Winfried Kretschmann blickt zufrieden zurück auf seine Arbeit. Foto: factum/Weise

Der Beliebtheitsgrad des Ministerpräsidenten Winfried Kretschmann reicht laut Umfragen nicht, um den Fortbestand der grün-roten Koalition zu sichern. Aber wie er verrät, verfügt er über ganz besondere Fähigkeiten.

Ludwigsburg - Nach seiner Wahl zum Ministerpräsidenten im Jahr 2011 hatte Winfried Kretschmanns Schuhwerk das Zeug zum Aufreger. Aus den bequemen Schuhen einer Bietigheimer Firma war der erste grüne Ministerpräsident plötzlich auf glänzende Budapester umgestiegen – um dann schnell wieder ins bequemere Fußbett zurückzuschlupfen. Da kein Tun ohne Symbolik ist, sprechen Schuhe also offenbar Bände. Was würden sie dann wohl von Kretschmanns Wahlkampfauftritt am Samstagabend in der voll besetzten Ludwigsburger Musikhalle berichten?

Offensichtlich ist: Kretschmann trägt wieder Glanzleder, freilich nichts allzu Angeberisches. Dennoch Schuhwerk, das, wenn wir beim Orakeln bleiben, deutlich sagt: ich bin zum Wahlkampf bereit. Ich will auch die nächsten fünf Jahre Ministerpräsident bleiben.

Kretschmann lässt sich Zeit, um zu erklären

Das ist seinem Habitus in den ersten Minuten des Abends nicht unbedingt anzumerken. Er sitzt auf der Bühne zusammen mit Jürgen Walter, dem Kulturstaatssekretär und Grünen-Kandidaten im Wahlkreis Ludwigsburg, und Stefan Siller, dem inzwischen pensionierten „SWR 1 Leute“-Urgestein. Das Format des Abends heißt Wahlkampftalkshow. Sie unterscheidet sich von TV-Formaten dadurch, dass nicht alle wild durcheinanderreden, sondern einander ausreden lassen. Was natürlich daran liegt, dass alle einer Meinung sind und Kretschmann in seinen Antworten gern etwas länger ausholt, weil sich nur so manchmal Zusammenhänge erklären lassen. Dazwischen blitzt aber sein trockener Humor auf. Etwa, wenn er, auf das Thema „Auto und Umwelt“ angesprochen, sagt: „Auch der kommunistische Funktionär in China muss diese Luft einatmen.“ Das ist schwäbischer Pragmatismus, der unaufgeregt daherkommt.

Äußerst geräuschlos verläuft schon Kretschmanns Ankunft vor der Halle.
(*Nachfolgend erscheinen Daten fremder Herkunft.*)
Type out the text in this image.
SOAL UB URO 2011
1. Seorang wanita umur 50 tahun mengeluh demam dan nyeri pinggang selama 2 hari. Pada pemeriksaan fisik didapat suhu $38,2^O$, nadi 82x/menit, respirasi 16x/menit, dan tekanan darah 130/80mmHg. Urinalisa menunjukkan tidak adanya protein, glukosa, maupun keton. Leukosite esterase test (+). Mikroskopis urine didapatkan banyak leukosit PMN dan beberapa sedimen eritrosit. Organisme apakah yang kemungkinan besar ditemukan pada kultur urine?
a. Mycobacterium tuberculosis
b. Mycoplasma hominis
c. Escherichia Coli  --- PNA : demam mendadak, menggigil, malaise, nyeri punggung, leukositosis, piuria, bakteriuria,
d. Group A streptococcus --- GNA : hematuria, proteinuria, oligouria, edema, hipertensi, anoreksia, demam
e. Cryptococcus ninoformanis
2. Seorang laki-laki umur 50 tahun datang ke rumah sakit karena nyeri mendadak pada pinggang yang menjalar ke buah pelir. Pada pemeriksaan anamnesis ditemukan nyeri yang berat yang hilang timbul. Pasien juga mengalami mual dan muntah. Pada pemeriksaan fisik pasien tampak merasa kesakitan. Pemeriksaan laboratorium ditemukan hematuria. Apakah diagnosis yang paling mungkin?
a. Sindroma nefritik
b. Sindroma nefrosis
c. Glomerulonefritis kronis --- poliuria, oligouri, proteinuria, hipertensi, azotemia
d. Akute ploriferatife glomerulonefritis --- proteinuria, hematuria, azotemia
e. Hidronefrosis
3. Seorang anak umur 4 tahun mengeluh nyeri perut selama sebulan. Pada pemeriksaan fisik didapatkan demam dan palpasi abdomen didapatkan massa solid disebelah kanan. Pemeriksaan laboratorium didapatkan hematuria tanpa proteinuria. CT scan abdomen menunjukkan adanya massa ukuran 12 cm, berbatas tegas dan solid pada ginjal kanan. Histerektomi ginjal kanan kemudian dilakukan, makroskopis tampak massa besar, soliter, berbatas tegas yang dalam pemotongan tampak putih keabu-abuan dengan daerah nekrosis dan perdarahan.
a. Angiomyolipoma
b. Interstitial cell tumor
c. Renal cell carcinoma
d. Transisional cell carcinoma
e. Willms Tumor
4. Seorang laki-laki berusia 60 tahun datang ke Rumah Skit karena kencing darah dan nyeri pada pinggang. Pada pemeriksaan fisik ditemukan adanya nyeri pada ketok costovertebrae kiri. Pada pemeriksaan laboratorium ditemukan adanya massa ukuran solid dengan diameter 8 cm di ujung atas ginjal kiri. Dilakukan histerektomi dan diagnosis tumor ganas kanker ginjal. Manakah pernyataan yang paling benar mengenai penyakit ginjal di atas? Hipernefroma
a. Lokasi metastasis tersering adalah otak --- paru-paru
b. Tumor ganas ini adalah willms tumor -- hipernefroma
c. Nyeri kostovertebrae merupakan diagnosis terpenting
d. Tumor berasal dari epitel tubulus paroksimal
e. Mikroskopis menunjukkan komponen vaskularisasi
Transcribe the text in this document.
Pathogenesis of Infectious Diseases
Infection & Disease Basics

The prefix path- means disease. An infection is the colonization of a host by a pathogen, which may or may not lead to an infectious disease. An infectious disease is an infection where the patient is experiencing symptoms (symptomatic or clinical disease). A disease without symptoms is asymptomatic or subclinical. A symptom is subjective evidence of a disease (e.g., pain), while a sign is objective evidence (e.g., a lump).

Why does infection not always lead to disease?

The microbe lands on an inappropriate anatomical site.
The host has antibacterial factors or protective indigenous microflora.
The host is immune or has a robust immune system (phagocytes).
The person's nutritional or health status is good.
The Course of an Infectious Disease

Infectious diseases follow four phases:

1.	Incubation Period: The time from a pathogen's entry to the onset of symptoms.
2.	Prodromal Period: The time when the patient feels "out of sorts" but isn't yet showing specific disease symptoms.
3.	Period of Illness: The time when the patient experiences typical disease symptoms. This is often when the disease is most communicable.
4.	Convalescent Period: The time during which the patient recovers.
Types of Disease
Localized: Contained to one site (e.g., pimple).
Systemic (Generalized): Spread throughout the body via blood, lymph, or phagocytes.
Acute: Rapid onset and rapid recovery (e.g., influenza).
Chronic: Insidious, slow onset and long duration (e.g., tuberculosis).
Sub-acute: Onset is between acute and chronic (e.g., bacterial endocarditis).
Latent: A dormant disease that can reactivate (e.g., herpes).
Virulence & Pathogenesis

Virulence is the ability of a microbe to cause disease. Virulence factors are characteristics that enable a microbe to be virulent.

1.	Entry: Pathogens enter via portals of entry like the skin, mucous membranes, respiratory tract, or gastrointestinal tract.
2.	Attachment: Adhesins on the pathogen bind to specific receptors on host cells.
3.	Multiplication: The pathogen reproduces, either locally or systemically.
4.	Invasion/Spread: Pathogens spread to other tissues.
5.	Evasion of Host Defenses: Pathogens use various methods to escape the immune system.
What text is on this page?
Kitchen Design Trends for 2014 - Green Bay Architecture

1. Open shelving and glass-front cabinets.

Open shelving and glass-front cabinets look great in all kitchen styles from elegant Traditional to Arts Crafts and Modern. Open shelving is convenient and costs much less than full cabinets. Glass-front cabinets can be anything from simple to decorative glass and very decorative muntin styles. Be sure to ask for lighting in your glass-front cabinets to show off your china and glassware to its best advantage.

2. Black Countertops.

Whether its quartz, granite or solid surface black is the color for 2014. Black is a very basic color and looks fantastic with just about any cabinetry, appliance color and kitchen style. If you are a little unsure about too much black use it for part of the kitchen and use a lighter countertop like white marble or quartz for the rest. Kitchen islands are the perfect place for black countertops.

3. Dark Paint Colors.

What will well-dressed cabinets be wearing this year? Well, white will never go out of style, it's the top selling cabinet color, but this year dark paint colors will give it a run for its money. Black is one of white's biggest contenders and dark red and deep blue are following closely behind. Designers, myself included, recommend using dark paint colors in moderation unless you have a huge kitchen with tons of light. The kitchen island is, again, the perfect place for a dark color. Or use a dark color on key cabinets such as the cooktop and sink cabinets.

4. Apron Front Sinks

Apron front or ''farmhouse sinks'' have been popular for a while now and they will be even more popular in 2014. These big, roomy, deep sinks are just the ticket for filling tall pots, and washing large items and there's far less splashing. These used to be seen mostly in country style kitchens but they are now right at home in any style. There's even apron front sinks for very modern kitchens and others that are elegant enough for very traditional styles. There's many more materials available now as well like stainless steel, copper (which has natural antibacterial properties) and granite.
Der einsame Demonstrant, der gegen den Bildungsplan der grün-roten Regierung protestiert, ist bereits wieder verschwunden, als das Kretschmann-Mobil vorfährt: grün und aus der Schmiede eines Untertürkheimer Automobilherstellers. Ein Kleinbus. Auftritte in Bruchsal und Sinsheim hat Kretschmann an diesem Tag schon absolviert. Jetzt also Ludwigsburg. Kein Menschenauflauf vor der Musikhalle. Kretschmann steigt aus, läuft zu der Polizeibeamtin und ihrem Kollegen, welche die Lage beobachten. Er schüttelt Hände, sagt beiden Grüß Gott, bevor er zu der grünen Begrüßungsabordnung um Jürgen Walter geht. Das hat beinahe schon Stummfilmcharakter. Keine lauten Worte, keine Musik zum Einzug in die Halle. Der Gast kommt und ist da. Punkt. Aus. Gut. Sein Beliebtheitswert liegt auch so bei 72 Prozent. Trotzdem ist die grün-rote Mehrheit laut Umfragen alles andere als sicher.